Cet entretien est paru à l’occasion d’un supplément de onze pages intitulé : Qui sont les Tricheurs ?

En effet à sa sortie, le film a vite dépassé son sujet stricto sensu pour mettre à jour le malaise d’une certaine jeunesse ce qui engendra une grande polémique tout en assurant à Marcel Carné le plus grand succès de sa carrière après-guerre.

Il nous a paru important de mettre en ligne la totalité de ce numéro exceptionnel de L’EXPRESS afin de mieux comprendre l’impact du film à sa sortie.

Un sincère remerciement à Régina CHOCRON et à L’EXPRESS pour nous avoir autorisé à reproduire ce numéro.

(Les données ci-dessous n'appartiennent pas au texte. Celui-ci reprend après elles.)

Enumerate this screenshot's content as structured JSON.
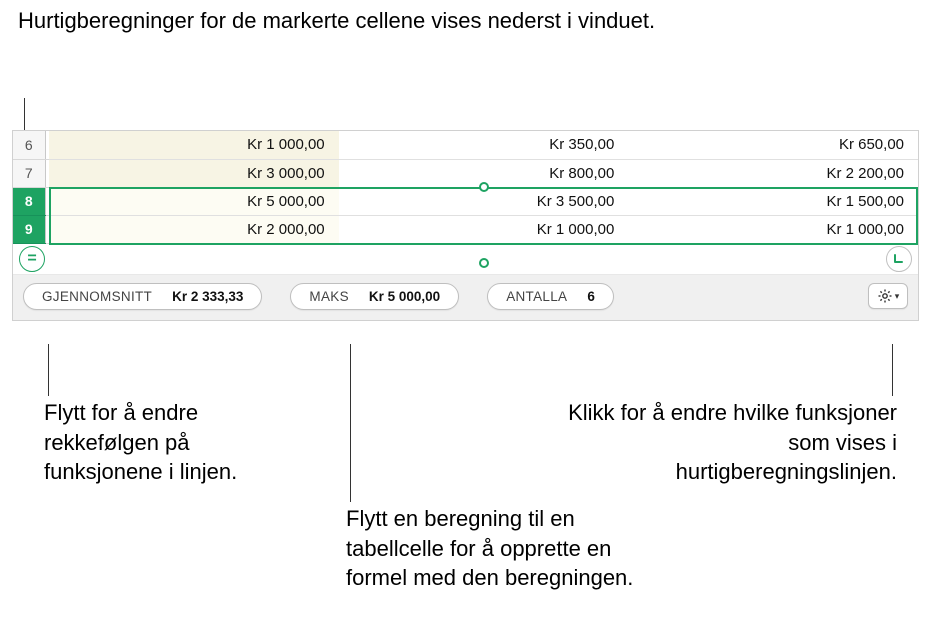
{
  "callouts": {
    "top": "Hurtigberegninger for de markerte cellene vises nederst i vinduet.",
    "bottom_left": "Flytt for å endre rekkefølgen på funksjonene i linjen.",
    "bottom_middle": "Flytt en beregning til en tabellcelle for å opprette en formel med den beregningen.",
    "bottom_right": "Klikk for å endre hvilke funksjoner som vises i hurtigberegningslinjen."
  },
  "icons": {
    "equals": "=",
    "gear": "gear-icon",
    "chevron": "▾"
  },
  "table": {
    "rows": [
      {
        "num": "6",
        "selected": false,
        "c1": "Kr 1 000,00",
        "c2": "Kr 350,00",
        "c3": "Kr 650,00"
      },
      {
        "num": "7",
        "selected": false,
        "c1": "Kr 3 000,00",
        "c2": "Kr 800,00",
        "c3": "Kr 2 200,00"
      },
      {
        "num": "8",
        "selected": true,
        "c1": "Kr 5 000,00",
        "c2": "Kr 3 500,00",
        "c3": "Kr 1 500,00"
      },
      {
        "num": "9",
        "selected": true,
        "c1": "Kr 2 000,00",
        "c2": "Kr 1 000,00",
        "c3": "Kr 1 000,00"
      }
    ]
  },
  "calcbar": {
    "items": [
      {
        "label": "GJENNOMSNITT",
        "value": "Kr 2 333,33"
      },
      {
        "label": "MAKS",
        "value": "Kr 5 000,00"
      },
      {
        "label": "ANTALLA",
        "value": "6"
      }
    ]
  }
}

Ainsi qu’au photographe Yves Machatschek qui nous a permis de reproduire ses clichés illustrant ce numéro spécial.

Yves Machatschek a récemment fait don de ses archives au Musée de la Photographie (cf cette page).
Vous pouvez lire sa biographie sur le site Via-Galerie ainsi que voir une sélection de ses photographies sur cette page.

Tous droits réservés (c)

 

Avec Les Tricheurs, Marcel Carné, 49 ans, a réalisé le treizième film de sa carrière, une carrière riche en oeuvres importantes.

Assistant de Jacques Feyder (La Kermesse héroïque) , ce fils obstiné d’un artisan ébéniste a fait, avant guerre, avec Jenny, des débuts qui révélaient déjà un métier solide. Depuis, son oeuvre a comporté un minimum d’erreurs ou de demi-réussites. Encore celles-ci (Thérèse Raquin, Juliette ou la Clé des Songes, L’Air de Paris) ont-elles toujours été ambitieuses dans le meilleur sens du terme.
De sa collaboration avec Jacques Prévert sont nés quelques-uns des chefs-d’oeuvre du cinéma français.

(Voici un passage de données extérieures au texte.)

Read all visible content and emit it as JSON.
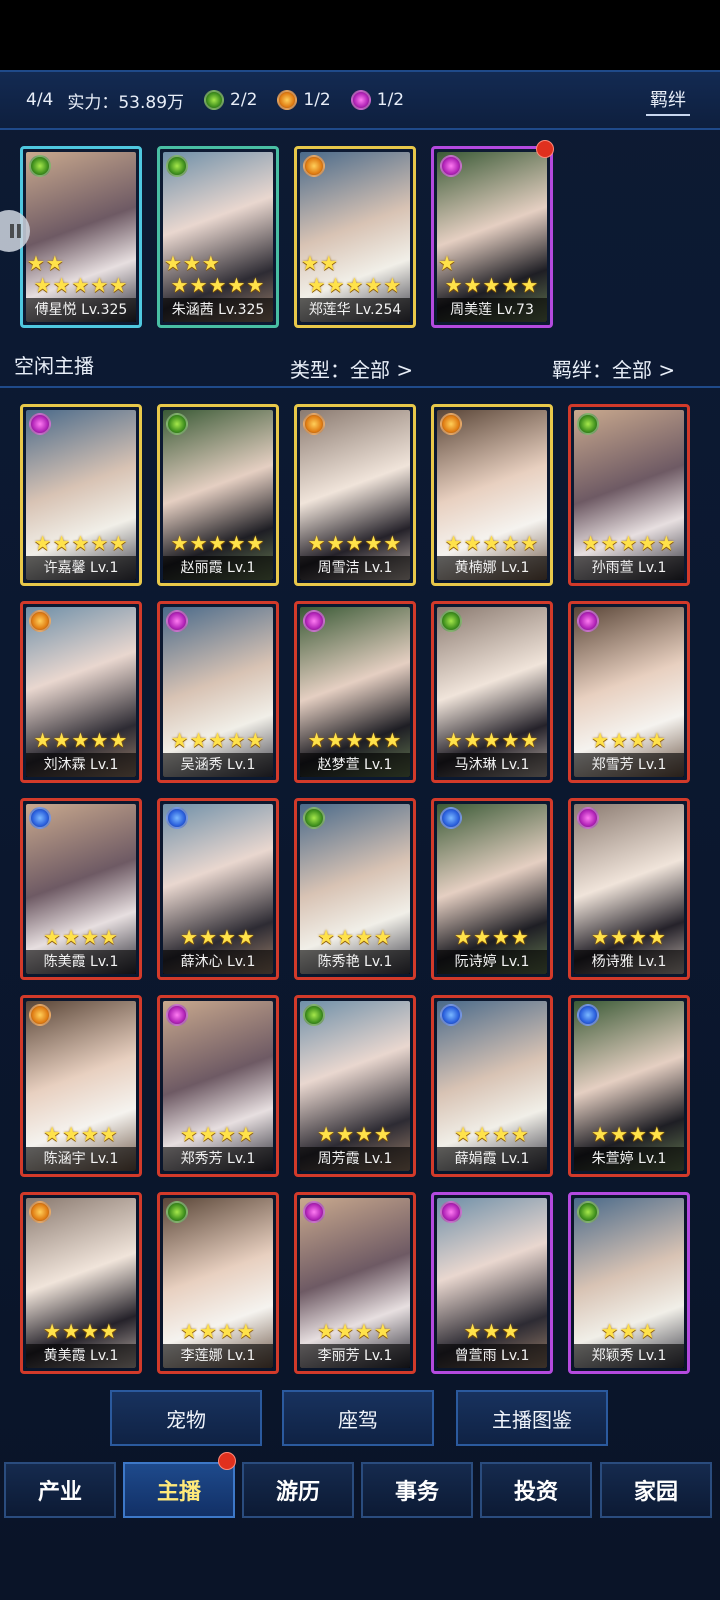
{
  "header": {
    "count": "4/4",
    "power": "实力：53.89万",
    "bonds": [
      {
        "icon": "green-emblem-icon",
        "text": "2/2"
      },
      {
        "icon": "orange-emblem-icon",
        "text": "1/2"
      },
      {
        "icon": "purple-emblem-icon",
        "text": "1/2"
      }
    ],
    "fetter_label": "羁绊"
  },
  "team": [
    {
      "name": "傅星悦 Lv.325",
      "stars": 7,
      "emblem": "green",
      "border": "cyan"
    },
    {
      "name": "朱涵茜 Lv.325",
      "stars": 8,
      "emblem": "green",
      "border": "teal"
    },
    {
      "name": "郑莲华 Lv.254",
      "stars": 7,
      "emblem": "orange",
      "border": "gold"
    },
    {
      "name": "周美莲 Lv.73",
      "stars": 6,
      "emblem": "purple",
      "border": "purple"
    }
  ],
  "filters": {
    "idle_label": "空闲主播",
    "type_label": "类型：全部 >",
    "fetter_label": "羁绊：全部 >"
  },
  "cards": [
    {
      "name": "许嘉馨 Lv.1",
      "stars": 5,
      "emblem": "purple",
      "border": "gold"
    },
    {
      "name": "赵丽霞 Lv.1",
      "stars": 5,
      "emblem": "green",
      "border": "gold"
    },
    {
      "name": "周雪洁 Lv.1",
      "stars": 5,
      "emblem": "orange",
      "border": "gold"
    },
    {
      "name": "黄楠娜 Lv.1",
      "stars": 5,
      "emblem": "orange",
      "border": "gold"
    },
    {
      "name": "孙雨萱 Lv.1",
      "stars": 5,
      "emblem": "green",
      "border": "red"
    },
    {
      "name": "刘沐霖 Lv.1",
      "stars": 5,
      "emblem": "orange",
      "border": "red"
    },
    {
      "name": "吴涵秀 Lv.1",
      "stars": 5,
      "emblem": "purple",
      "border": "red"
    },
    {
      "name": "赵梦萱 Lv.1",
      "stars": 5,
      "emblem": "purple",
      "border": "red"
    },
    {
      "name": "马沐琳 Lv.1",
      "stars": 5,
      "emblem": "green",
      "border": "red"
    },
    {
      "name": "郑雪芳 Lv.1",
      "stars": 4,
      "emblem": "purple",
      "border": "red"
    },
    {
      "name": "陈美霞 Lv.1",
      "stars": 4,
      "emblem": "blue",
      "border": "red"
    },
    {
      "name": "薛沐心 Lv.1",
      "stars": 4,
      "emblem": "blue",
      "border": "red"
    },
    {
      "name": "陈秀艳 Lv.1",
      "stars": 4,
      "emblem": "green",
      "border": "red"
    },
    {
      "name": "阮诗婷 Lv.1",
      "stars": 4,
      "emblem": "blue",
      "border": "red"
    },
    {
      "name": "杨诗雅 Lv.1",
      "stars": 4,
      "emblem": "purple",
      "border": "red"
    },
    {
      "name": "陈涵宇 Lv.1",
      "stars": 4,
      "emblem": "orange",
      "border": "red"
    },
    {
      "name": "郑秀芳 Lv.1",
      "stars": 4,
      "emblem": "purple",
      "border": "red"
    },
    {
      "name": "周芳霞 Lv.1",
      "stars": 4,
      "emblem": "green",
      "border": "red"
    },
    {
      "name": "薛娟霞 Lv.1",
      "stars": 4,
      "emblem": "blue",
      "border": "red"
    },
    {
      "name": "朱萱婷 Lv.1",
      "stars": 4,
      "emblem": "blue",
      "border": "red"
    },
    {
      "name": "黄美霞 Lv.1",
      "stars": 4,
      "emblem": "orange",
      "border": "red"
    },
    {
      "name": "李莲娜 Lv.1",
      "stars": 4,
      "emblem": "green",
      "border": "red"
    },
    {
      "name": "李丽芳 Lv.1",
      "stars": 4,
      "emblem": "purple",
      "border": "red"
    },
    {
      "name": "曾萱雨 Lv.1",
      "stars": 3,
      "emblem": "purple",
      "border": "purple"
    },
    {
      "name": "郑颖秀 Lv.1",
      "stars": 3,
      "emblem": "green",
      "border": "purple"
    }
  ],
  "actions": {
    "pet": "宠物",
    "mount": "座驾",
    "catalog": "主播图鉴"
  },
  "tabs": [
    "产业",
    "主播",
    "游历",
    "事务",
    "投资",
    "家园"
  ],
  "active_tab": "主播",
  "colors": {
    "star": "#ffe24a",
    "notification": "#e0301e",
    "active_tab_text": "#ffe97a"
  }
}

Humour avec Drôle de drame, poésie dramatique avec Quai des brumes, Le Jour se lève, Les Visiteurs du soir, Les Enfants du Paradis, Les Portes de la Nuit. (Pour Hôtel du Nord, il a exceptionnellement collaboré avec Henri Jeanson.)
Depuis la sortie des Tricheurs, il reçoit chaque jour de jeunes specta­teurs, un courrier d’une abondance telle qu’aucun réalisateur n’en a jamais reçu. La répercussion de son film est donc déjà immense. Comment et pour­quoi l’a-t-il fait ? C’est ce qu’il raconte ici à nos lecteurs.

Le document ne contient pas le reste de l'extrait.